To avoid infection with viruses, bacteria and other pathogenic microorganisms in the salon should:

  • disinfect reusable tools used after each use;
  • sterilize instruments or parts thereof that may have come into contact with the customer’s blood or skin;
  • use only disposable needles and syringes;
  • wash and disinfect places and instruments where there is the greatest risk of microbial accumulation: worktops, trays, containers in which tools are stored, seat head restraints, washbasins, internal hoops of stationary dryers, bowls and vessels for soaking hands/legs;
  • store in labelled, closed containers of disposable instruments that have been in contact with human blood and other body fluids;
  • wash your hands with warm soapy water/disinfectant before and after treatments;
  • in the lockers store employees’ clothing separately private and working. Used and dirty clothing, towels should be stored in marked and lockable containers;
  • ensure the smooth functioning of the first aid system in the event of an accident: prepare first aid measures in the form of a properly equipped first aid kit and appoint a first-aid kit who is properly trained.

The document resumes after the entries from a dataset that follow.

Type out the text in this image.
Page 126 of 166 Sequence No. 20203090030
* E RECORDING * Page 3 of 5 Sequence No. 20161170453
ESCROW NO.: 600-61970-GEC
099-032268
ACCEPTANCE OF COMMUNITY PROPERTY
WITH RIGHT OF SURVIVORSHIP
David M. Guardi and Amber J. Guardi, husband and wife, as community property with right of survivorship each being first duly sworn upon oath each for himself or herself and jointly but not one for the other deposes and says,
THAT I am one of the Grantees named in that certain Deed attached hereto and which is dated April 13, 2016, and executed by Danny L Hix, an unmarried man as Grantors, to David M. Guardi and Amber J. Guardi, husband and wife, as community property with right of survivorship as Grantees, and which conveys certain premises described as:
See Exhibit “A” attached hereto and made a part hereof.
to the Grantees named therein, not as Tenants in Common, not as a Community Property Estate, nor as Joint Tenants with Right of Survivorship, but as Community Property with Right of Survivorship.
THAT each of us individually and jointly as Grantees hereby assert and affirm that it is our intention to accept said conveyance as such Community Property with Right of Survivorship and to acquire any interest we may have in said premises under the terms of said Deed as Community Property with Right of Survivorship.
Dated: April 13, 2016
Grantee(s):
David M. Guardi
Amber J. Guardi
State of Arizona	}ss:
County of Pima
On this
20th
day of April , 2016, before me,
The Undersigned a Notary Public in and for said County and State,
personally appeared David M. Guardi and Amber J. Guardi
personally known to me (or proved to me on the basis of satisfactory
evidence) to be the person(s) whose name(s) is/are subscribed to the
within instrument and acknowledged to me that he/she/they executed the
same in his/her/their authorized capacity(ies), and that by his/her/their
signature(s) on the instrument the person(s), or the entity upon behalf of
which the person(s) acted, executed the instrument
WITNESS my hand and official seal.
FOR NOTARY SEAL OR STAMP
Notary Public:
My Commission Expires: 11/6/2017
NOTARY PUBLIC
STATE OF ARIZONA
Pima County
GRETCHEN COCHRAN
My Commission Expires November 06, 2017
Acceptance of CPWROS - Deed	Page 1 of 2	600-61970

Good organization of the workplace in the hairdressing and beauty salon also means care for the selection of auxiliary equipment, rest and exercises that reduce fatigue and ailments every day.

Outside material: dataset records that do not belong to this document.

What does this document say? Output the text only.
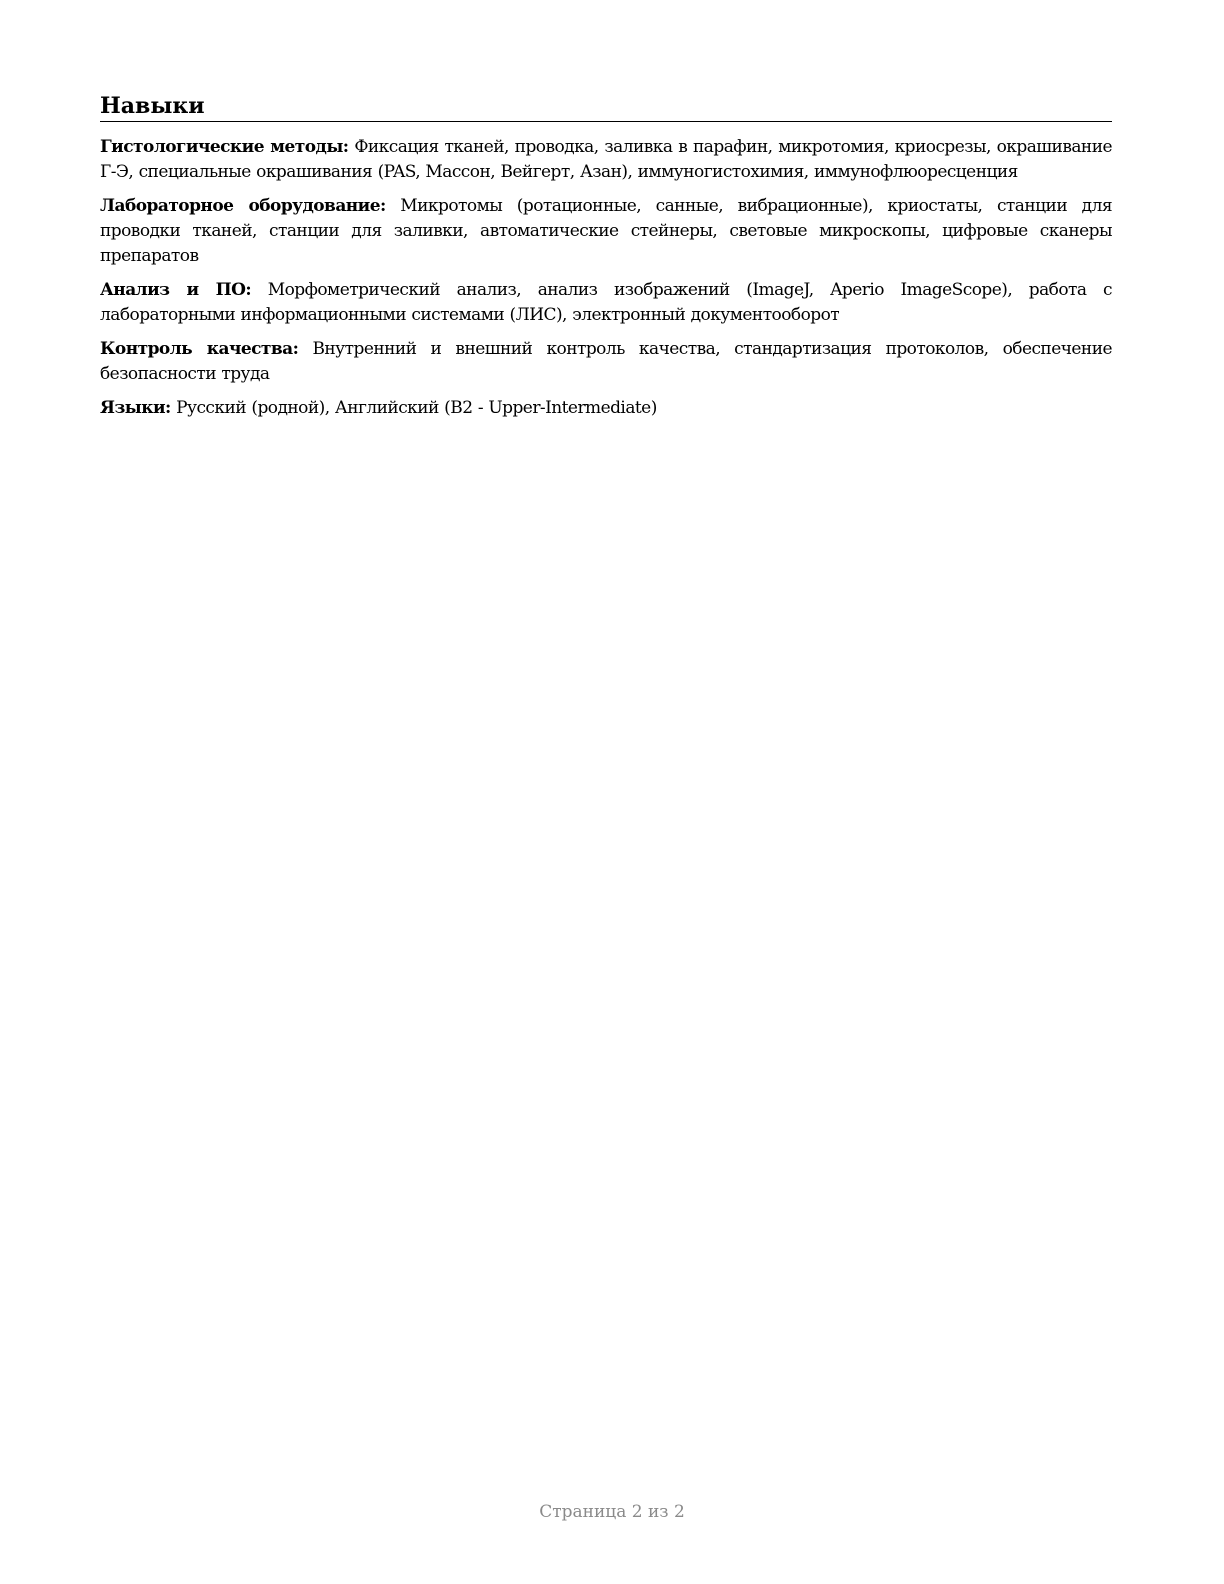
Навыки

Гистологические методы: Фиксация тканей, проводка, заливка в парафин, микротомия, криосрезы, окрашивание Г-Э, специальные окрашивания (PAS, Массон, Вейгерт, Азан), иммуногистохимия, иммунофлюоресценция

Лабораторное оборудование: Микротомы (ротационные, санные, вибрационные), криостаты, станции для проводки тканей, станции для заливки, автоматические стейнеры, световые микроскопы, цифровые сканеры препаратов

Анализ и ПО: Морфометрический анализ, анализ изображений (ImageJ, Aperio ImageScope), работа с лабораторными информационными системами (ЛИС), электронный документооборот

Контроль качества: Внутренний и внешний контроль качества, стандартизация протоколов, обеспечение безопасности труда

Языки: Русский (родной), Английский (B2 - Upper-Intermediate)

Страница 2 из 2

To counteract the ailments of the musculoskeletal system, as well as reduce fatigue after work, you should:

  • adjust to your height tables, sinks, counters. Arrange the necessary tools and equipment so that they are at hand;
  • store heavy objects and materials on shelves at a height in the area between the knees and shoulders;
  • wear comfortable footwear on a thick non-slip sole without heels, designed to work in a standing position;
  • change the position of the body during work. It is best to work alternately in a standing and sitting position;
  • use ergonomic, adjustable seats in a sitting position. They should be adapted to the height and shape of the worker’s body (the seat should be equipped with an armrest, support for the lumbar part of the spine and a 5-arm base on wheels);
  • use tools with ergonomic handles and shapes. The tools should not cause discomfort of use – nuisance and pain in the fingers (especially the thumb), wrists;
  • regularly use rest breaks, during which it is worth doing a few simple physical exercises to stretch and relax;

For the health and safety of his employees and customers, the employer should additionally:

  • provide adequate lighting – general and workplaces. Where activities are performed, precise lighting should be at least 500 lux (so that all details can be seen effortlessly) and faithfully reflect natural colors. Luminaires of light sources must not cause glare and glare;
  • ensure that the floor surface is cleaned regularly and whenever there is visible dirt on it. Surfaces should be dry, spilled liquids or greasy stains should be removed immediately;
  • ensure that there is no furniture and auxiliary equipment in the communication routes used by employees and customers. This will reduce the risk of trips and slips;
  • pay attention to the noise level. If it is too high (you cannot freely hear what a customer or colleague 1 m away from you is saying), you may need to use devices with lower noise emissions (dryers, shavers, air conditioners), use sound absorbing materials on the walls / ceiling, use acoustic screens between loud workstations or move them away from each other. If it is not possible to eliminate high noise levels, the employer should equip employees with hearing protectors (headphones, earplugs);
  • pay attention to whether the electrical installation, electrical wires of power tools and extension cords have undamaged insulation, whether electrical sockets meet the requirements of fire protection (undamaged, tight sockets), are fixed solidly in the walls / countertops;
  • equip workstations with the necessary equipment for extinguishing the fire, adapted to the nature of the premises.

Source: www.pip.gov.pl

Source: https://asystentbhp.pl/bhp-w-zakladach-fryzjerskich-i-kosmetycznych/

Region Gdański NSZZ „Solidarność”

Projekt otrzymał dofinansowanie z Norwegii poprzez Fundusze Norweskie 2014-2021, w ramach programu „Dialog społeczny – godna praca”.